American students, and particularly girls, have “Best Friends Forever.” But not like here in China. Today is graduation day and about 8,000 undergraduate students will assemble in a large new stadium in the South Campus for this massive ceremony. (You can think of Northwest Agricultural and Forestry University as almost two Kansas State Universities combined.)

This massive ceremony is the climax of exactly four years for every one of the students. But they have had their caps and gowns for over a week and everywhere I walked, I saw clusters of students posing in full academic regalia in front of their department building.
“Tong xue” is the Chinese word for classmate. It means much more than “classmate” does in English. Our students spend an average of five-and-a-half years in college, with six out of 10 changing majors at least once. But absolutely every Chinese student spends exactly four years to get their degree.
All four years they live in the same dormitory room—six to a room. The block of about ten rooms (sixty students) are all in the same major, and they live in this block all four years. They travel to their classes as a group, similar to U.S. middle school students. Generally, 60 or 120 students attend each class. Each group of 60 elects one student leader who is in charge of coordinating them. This “class monitor,” for lack of a better name, has heavy responsibilities as a go-between with faculty. If a student is not showing up in class, the teacher calls the class monitor to get the absent student back in class. They select this class leader among their classmates during their first few weeks of compulsory military training before their freshman year begins.
When I taught two entomology clusters in spring of 2012, the provincial government announced an extended weekend vacation (grave-sweeping festival) that canceled Monday classes on short notice. Instead, we would meet the following Saturday. I asked, how will all the students know of this last minute switch? They will know, I was told. Every one of them showed up.

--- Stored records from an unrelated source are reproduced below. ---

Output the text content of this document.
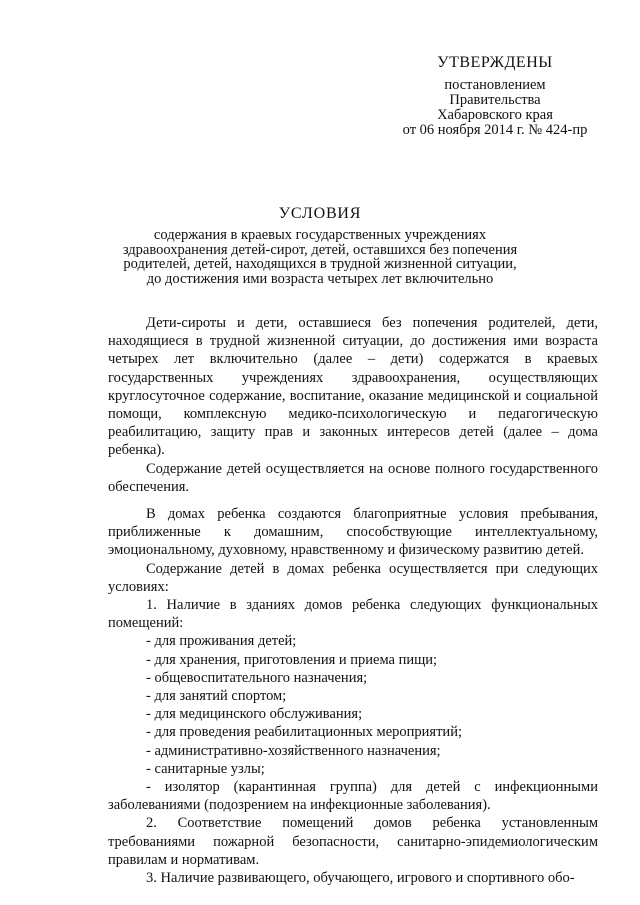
УТВЕРЖДЕНЫ
постановлением
Правительства
Хабаровского края
от 06 ноября 2014 г. № 424-пр
УСЛОВИЯ
содержания в краевых государственных учреждениях здравоохранения детей-сирот, детей, оставшихся без попечения родителей, детей, находящихся в трудной жизненной ситуации, до достижения ими возраста четырех лет включительно

Дети-сироты и дети, оставшиеся без попечения родителей, дети, находящиеся в трудной жизненной ситуации, до достижения ими возраста четырех лет включительно (далее – дети) содержатся в краевых государственных учреждениях здравоохранения, осуществляющих круглосуточное содержание, воспитание, оказание медицинской и социальной помощи, комплексную медико-психологическую и педагогическую реабилитацию, защиту прав и законных интересов детей (далее – дома ребенка).

Содержание детей осуществляется на основе полного государственного обеспечения.

В домах ребенка создаются благоприятные условия пребывания, приближенные к домашним, способствующие интеллектуальному, эмоциональному, духовному, нравственному и физическому развитию детей.

Содержание детей в домах ребенка осуществляется при следующих условиях:

1. Наличие в зданиях домов ребенка следующих функциональных помещений:

- для проживания детей;
- для хранения, приготовления и приема пищи;
- общевоспитательного назначения;
- для занятий спортом;
- для медицинского обслуживания;
- для проведения реабилитационных мероприятий;
- административно-хозяйственного назначения;
- санитарные узлы;

- изолятор (карантинная группа) для детей с инфекционными заболеваниями (подозрением на инфекционные заболевания).

2. Соответствие помещений домов ребенка установленным требованиями пожарной безопасности, санитарно-эпидемиологическим правилам и нормативам.

3. Наличие развивающего, обучающего, игрового и спортивного обо-
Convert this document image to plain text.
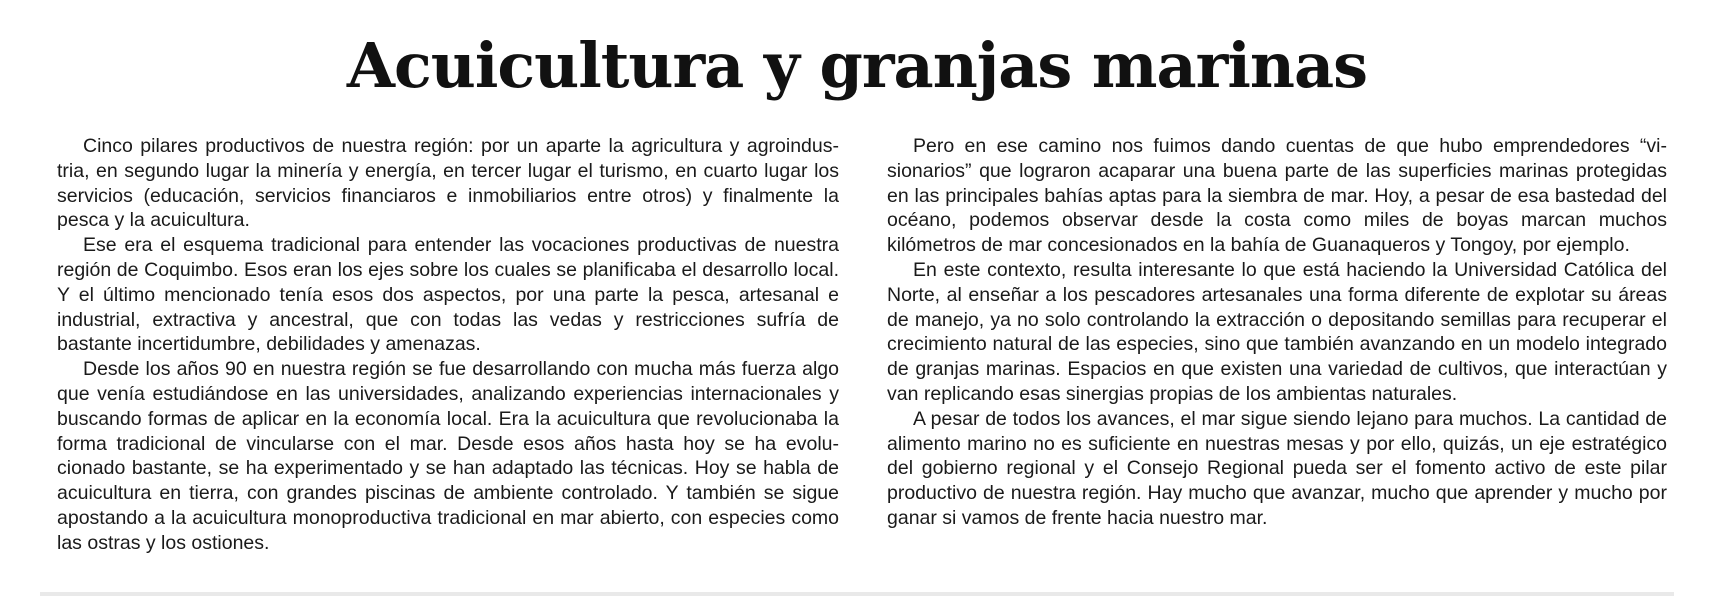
Acuicultura y granjas marinas

Cinco pilares productivos de nuestra región: por un aparte la agricultura y agroindustria, en segundo lugar la minería y energía, en tercer lugar el turismo, en cuarto lugar los servicios (educación, servicios financiaros e inmobiliarios entre otros) y finalmente la pesca y la acuicultura.

Ese era el esquema tradicional para entender las vocaciones productivas de nuestra región de Coquimbo. Esos eran los ejes sobre los cuales se planificaba el desarrollo local. Y el último mencionado tenía esos dos aspectos, por una parte la pesca, artesanal e industrial, extractiva y ancestral, que con todas las vedas y restricciones sufría de bastante incertidumbre, debilidades y amenazas.

Desde los años 90 en nuestra región se fue desarrollando con mucha más fuerza algo que venía estudiándose en las universidades, analizando experiencias internacionales y buscando formas de aplicar en la economía local. Era la acuicultura que revolucionaba la forma tradicional de vincularse con el mar. Desde esos años hasta hoy se ha evolucionado bastante, se ha experimentado y se han adaptado las técnicas. Hoy se habla de acuicultura en tierra, con grandes piscinas de ambiente controlado. Y también se sigue apostando a la acuicultura monoproductiva tradicional en mar abierto, con especies como las ostras y los ostiones.

Pero en ese camino nos fuimos dando cuentas de que hubo emprendedores “visionarios” que lograron acaparar una buena parte de las superficies marinas protegidas en las principales bahías aptas para la siembra de mar. Hoy, a pesar de esa bastedad del océano, podemos observar desde la costa como miles de boyas marcan muchos kilómetros de mar concesionados en la bahía de Guanaqueros y Tongoy, por ejemplo.

En este contexto, resulta interesante lo que está haciendo la Universidad Católica del Norte, al enseñar a los pescadores artesanales una forma diferente de explotar su áreas de manejo, ya no solo controlando la extracción o depositando semillas para recuperar el crecimiento natural de las especies, sino que también avanzando en un modelo integrado de granjas marinas. Espacios en que existen una variedad de cultivos, que interactúan y van replicando esas sinergias propias de los ambientas naturales.

A pesar de todos los avances, el mar sigue siendo lejano para muchos. La cantidad de alimento marino no es suficiente en nuestras mesas y por ello, quizás, un eje estratégico del gobierno regional y el Consejo Regional pueda ser el fomento activo de este pilar productivo de nuestra región. Hay mucho que avanzar, mucho que aprender y mucho por ganar si vamos de frente hacia nuestro mar.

This tight-knit class organization was also useful when, literally on a moment’s notice, they diverted to a new classroom when an overhead PowerPoint projector broke down in the prior class.
Cellphones and messaging is phenomenally cheap in China. Every student has a phone and they use a group messaging system “QQ” to stay continually in touch. But unlike American students who think they are part of a network with their distant friends they rarely see, through Facebook or other media formats, these students live together and eat together and attend class together every day. They are one big family for four years.
The class that begins together and stays together pretty much graduates together. I asked one student if any drop out. In a group of sixty, yes a few will not be in graduation today. Although they passed the gao kao test at the end of high school, and usually with high scores to enter this university (this is a Rank 1 school), a few do not have the “right stuff” to complete college. There are personal emergencies back home. A few have what we would call nervous breakdowns. This school also must take a quota of students from the impoverished areas of Xinjiang, Tibet, Inner Mongolia, etc. These students often have lower scores and have more difficulty.
Failure in classes—when parents and grandparents have sacrificed so much to get their student to college—can generate terrible feelings of shame. A few students drop out and return home to forever live a poor life where their failure is never spoken but everpresent. A few cannot face this and jump from the tallest campus building, although thankfully, this is becoming less common.
Such bad outcomes would be more common, but this 4-year comradery provides a family support for many students. They help each other get through. Thus in four years, these classmates have formed bonds that we rarely see except perhaps in fraternities and sororities, or the dedicated resident hall communities at Harvard, etc.
This graduating class will have classmates that will be special forever. Even though they disperse across China, they will keep in close touch. If they are in businesses that supply each other, the arrangements will be mutually advantageous.
Much more than in the West, classmates in China will be best friends forever.